Ш.Т.: Когда я познакомилась с Джексоном (он был еще совсем малыш) и решилась на усыновление, мама мне показала письмо, которое я написала ей лет в восемь. Я писала, что к Рождеству хочу получить брата или сестру - чтобы мы с ней поехали в приют и взяли бы их оттуда. Не знаю, откуда это взялось... Наверное, из воздуха Южной Африки - в начале 80-х там было столько сирот... Люди отчаивались и бросали детей. И начало эпидемии СПИДа... Во мне все это сохранилось
Я всегда хотела усыновить кого-то. Даже когда мы были вместе со Стюартом (с ирландским актером и режиссером Стюартом Таунсендом Терон связывали стабильные отношения на протяжении 9 лет. - Ред. FS), усыновление для меня была не запасным, а главным аэродромом. Но мы по-разному смотрели на него, поэтому Джексон появился, только когда мы уже расстались. Мне почему-то всегда казалось, что если тебе есть о ком заботиться, ты не пропадешь. Нет, правда - если есть кто-то, кто зависит от тебя, это такой спасательный круг, который держит тебя на плаву. Ты просто не можешь позволить себе утонуть. Когда я из Нью-Йорка приехала в Лос-Анджелес, я была совершенно растеряна. Я была безоговорочно предана балету, но балета в моей жизни уже быть не могло. И должно было появиться что-то другое. Я чувствовала себя как в густом лесу. И даже непонятно, есть ли в нем дорога... В балете, в спорте, в музыке ведь как: они формируют характер, потом достичь явных, зримых результатов ты можешь только усилием. Вчера не мог - напряг все силы - и смог. В балете в этом смысле была какая-то простота. В остальной жизни простоты не было. Сосредоточения и усилий было недостаточно. Мне надо было разглядеть дорогу, свою тропинку в лесу. И я пыталась записаться на прослушивания, заниматься на актерских курсах - без видимого успеха. Снимала лофт на двоих с подругой. И вот однажды иду по улице и вижу вывеску «Щенки». Раздают бездомных. Захожу, беру щенка и несу в наш лофт. Подруга была очень удивлена: «Чарли, ты в себе? Ты же не знаешь, где сама-то будешь на следующей неделе, а тут собака!» А я и не брала на себя ответственность, это мое тело само зашло в дом с вывеской «Щенки» и взяло одного. А скоро и еще одного - метиса-кокер-спаниеля. И вот эти два моих песика были знаком того, что я из Лос-Анджелеса уже не уеду, что я окончательно решила найти свой путь здесь. В этом лесу. Решение уже было принято, хотя сама я еще и не отдавала себе в этом отчет. То же и с усыновлением - я стала увереннее и сосредоточеннее, когда у меня появился Джексон. Будто со мной уже не может случиться ничего фатального - зависимость детей хранит меня.

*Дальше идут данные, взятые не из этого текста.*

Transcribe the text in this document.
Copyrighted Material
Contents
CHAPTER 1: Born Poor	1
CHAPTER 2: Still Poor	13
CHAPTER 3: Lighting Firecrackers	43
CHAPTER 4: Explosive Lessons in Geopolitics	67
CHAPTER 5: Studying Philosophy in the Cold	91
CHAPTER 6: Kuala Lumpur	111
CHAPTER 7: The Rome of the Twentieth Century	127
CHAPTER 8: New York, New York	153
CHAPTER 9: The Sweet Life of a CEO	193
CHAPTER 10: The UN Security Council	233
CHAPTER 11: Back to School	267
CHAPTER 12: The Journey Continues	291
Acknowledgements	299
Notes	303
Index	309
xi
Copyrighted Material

FS: Но из этого следует, что мужчины в вашей жизни по определению на втором плане..
Ш.Т.: Ну... По натуре я определенно не романтик. Я никогда не ждала от отношений слишком многого. Я на многое соглашаюсь. Иногда я знала, что человек обходится со мной не очень, а все-таки думала: «Ты все-таки милый, и когда у нас будут дети, ты по-другому посмотришь на меня...» Наверное, как все женщины... Но потом я встретила людей, которые меня по-настоящему любят, и отказалась даже от такой формы компромисса в отношениях. Но в чем-то я всегда была довольно непримирима. Я не расстаюсь с теми, кто обманул меня. Я могу не расстаться с этим человеком. Но расстаюсь с этим мужчиной. Отношения для меня имеют смысл, когда они честные. Такие отношения были у нас со Стюартом. Мы ничего не скрывали друг от друга. И ничего особенного друг от друга не ждали. Нам нравилось быть рядом. Долгие годы. А потом мы как-то поехали вместе в Мексику, провели прекрасные две недели у океана и... И поняли, что мы как брат с сестрой, что мы уже не партнеры, не любовники, что мы... будто выросли друг из друга и у каждого теперь должна быть новая жизнь. Так же честно мы соединились Шоном (Шон Пенн - режиссер и актер. - Ред. FS). Мы были знакомы лет 20. А потом встретились. Состоявшиеся люди, многое уже испытавшие. Два самодостаточны одиноких человека. И соединились. А через год вполне безболезненно разошлись - у каждого по-прежнему свой путь. Да, это звучит не романтично, я знаю. Но реальность правда такова, и нечего ее мучить нашим ожиданиями.
FS: Значит, у вас никогда не было потребности в браке...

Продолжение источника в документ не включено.